We have all been tempted to or have actually tried to make excuses for God before. We can’t stand the thought of someone thinking that God let something bad happen and so we try to explain, try to give answers in an effort to help God’s reputation. You know what I’m talking about, right? It’s that thing in us that makes us feel like we have to defend God when things don’t fall into place the way we think a good God would have them to. But then, we are looking at things through the eyes of a human being who cannot begin to have any comprehension of the mind of the Creator of the Universe.
Sometimes the better answer is simply…I don’t know.
Because the reality is that sometimes…we just don’t know.
I read Rob Bell’s book today. The new one that’s caused so much controversy.
And I must say, he does ask some pretty hard questions. Questions that I’m sure many people in their hearts have asked about God before. And I’m all for questions. I don’t really think God minds questions either if that means it puts us into a dialogue with Him. In fact, I think God would encourage questions if they will draw us deeper into Him. So Rob’s questions aren’t really the problem.
It’s his answers.
In his efforts to try and answer some of these hard questions, he’s presented what is at times a somewhat skewed gospel and at other times a gospel that is just plain not the gospel…at least not the one Jesus preached.

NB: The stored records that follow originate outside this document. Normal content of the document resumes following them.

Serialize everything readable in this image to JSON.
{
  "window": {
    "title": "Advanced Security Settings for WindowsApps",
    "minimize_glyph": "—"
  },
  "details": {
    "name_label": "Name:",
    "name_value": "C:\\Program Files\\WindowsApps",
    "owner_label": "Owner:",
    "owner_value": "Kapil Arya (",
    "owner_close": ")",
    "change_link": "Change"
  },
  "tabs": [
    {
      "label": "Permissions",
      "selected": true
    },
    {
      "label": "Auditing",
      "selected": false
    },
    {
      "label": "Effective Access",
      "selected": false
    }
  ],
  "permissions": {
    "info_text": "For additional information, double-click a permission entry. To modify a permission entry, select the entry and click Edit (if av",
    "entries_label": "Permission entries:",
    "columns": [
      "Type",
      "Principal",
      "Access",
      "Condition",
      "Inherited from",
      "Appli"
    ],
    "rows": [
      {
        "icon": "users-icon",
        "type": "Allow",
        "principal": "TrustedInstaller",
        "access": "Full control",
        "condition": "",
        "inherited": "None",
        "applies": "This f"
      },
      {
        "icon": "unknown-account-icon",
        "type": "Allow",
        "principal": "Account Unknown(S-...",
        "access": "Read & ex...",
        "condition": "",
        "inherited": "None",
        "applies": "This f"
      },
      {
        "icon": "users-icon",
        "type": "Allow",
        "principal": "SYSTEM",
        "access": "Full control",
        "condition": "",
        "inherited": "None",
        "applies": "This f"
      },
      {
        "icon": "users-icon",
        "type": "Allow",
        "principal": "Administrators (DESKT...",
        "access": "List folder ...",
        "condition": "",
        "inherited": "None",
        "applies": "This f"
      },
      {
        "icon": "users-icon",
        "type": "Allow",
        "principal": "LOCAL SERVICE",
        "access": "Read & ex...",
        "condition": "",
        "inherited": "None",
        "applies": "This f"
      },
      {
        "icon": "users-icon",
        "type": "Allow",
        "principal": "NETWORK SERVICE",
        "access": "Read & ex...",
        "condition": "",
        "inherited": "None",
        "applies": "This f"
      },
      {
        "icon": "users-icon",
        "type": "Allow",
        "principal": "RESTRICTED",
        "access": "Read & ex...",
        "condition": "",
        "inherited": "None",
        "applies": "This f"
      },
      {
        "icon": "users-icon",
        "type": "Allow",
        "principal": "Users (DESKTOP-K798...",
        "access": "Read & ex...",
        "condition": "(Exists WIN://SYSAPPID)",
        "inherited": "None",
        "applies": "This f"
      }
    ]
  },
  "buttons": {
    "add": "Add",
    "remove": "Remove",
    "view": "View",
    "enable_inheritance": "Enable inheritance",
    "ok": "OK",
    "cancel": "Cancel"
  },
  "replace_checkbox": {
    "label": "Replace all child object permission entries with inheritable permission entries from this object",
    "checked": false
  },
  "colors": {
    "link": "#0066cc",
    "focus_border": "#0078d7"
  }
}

In fact, to some degree Bell almost takes on a bit of arrogance towards Jesus’ teaching by citing several different places in scripture where Jesus speaks of how salvation is gained (Luke 23 with the criminal, John 3 with Nicodemus, Matthew 6 on forgiveness, Luke 19 with Zacchaeus, and Mark 2 with the paralytic to name a few) and Bell almost demands in response:
Which is it?
Is it what we say or what we are or who we forgive or whether we do the will of God or if we “stand firm” or not? (p14)
Again, I’m all for questions but we must remember to Whom the question is being asked and have a little reverence, don’t you think?
Aside from the somewhat irreverent and borderline arrogant tone of the majority of the book, another thing that really bothered me a lot was how vague his scripture references were. At best, he gives the book and chapter but no specific verse references. Also, in many cases he’s using only bits and pieces of scripture here and there and well, it felt like at times he was really pushing the envelope in his interpretations of these little bits and pieces. I mean you can take any little tidbits of scripture here and there, put them in an entirely different context and make them say pretty much anything you want, no?
The one thing though about this book that left me more unsettled than anything else is Bell’s implication that although Jesus is in fact the only way to the Father, there’s more than one way to get to Jesus. Check this out:
And then there is an exclusivity on the other side of inclusivity. This kind insists that Jesus is the way, but holds tightly to the assumption that the all-embracing saving love of this particular Jesus the Christ will of course include all sorts of unexpected people from across the cultural spectrum.
As soon as the door is opened to Muslims, Hindus, Buddhists, and Baptists from Cleveland, many Christians become very uneasy, saying that then Jesus doesn’t matter anymore, the cross is irrelevant, it doesn’t matter what you believe, and so forth.
Not true. Absolutely, unequivocally, unalterably not true.
What Jesus does is declare that he, and he alone, is saving everybody. (p155)
That just doesn’t make any sense to me at all. Sorry, but it does make me uneasy, it does say to me then that Jesus doesn’t matter, that the cross is irrelevant and that in fact we can all just believe whatever we want to believe. In fact, it sort of sounds like somebody more concerned with being politically correct than delivering a true representation of the Word.
And then in the next chapter, Bell uses the prodigal son story to pretty much cause me to want to fling this crazy book across the room. His implication here is that heaven and hell somehow exist together and our attitude – how we perceive our “story” – somehow determines in which place we find ourselves. Huh?
I could go on and on really. In an effort to give Rob Bell the benefit of the doubt, I want to believe that his heart is in the right place. That he is desperately trying to present God as fair and just and loving and full of grace and mercy. Problem is, he’s bending and stretching and reshaping the gospel to do it. And that friends, is not cool.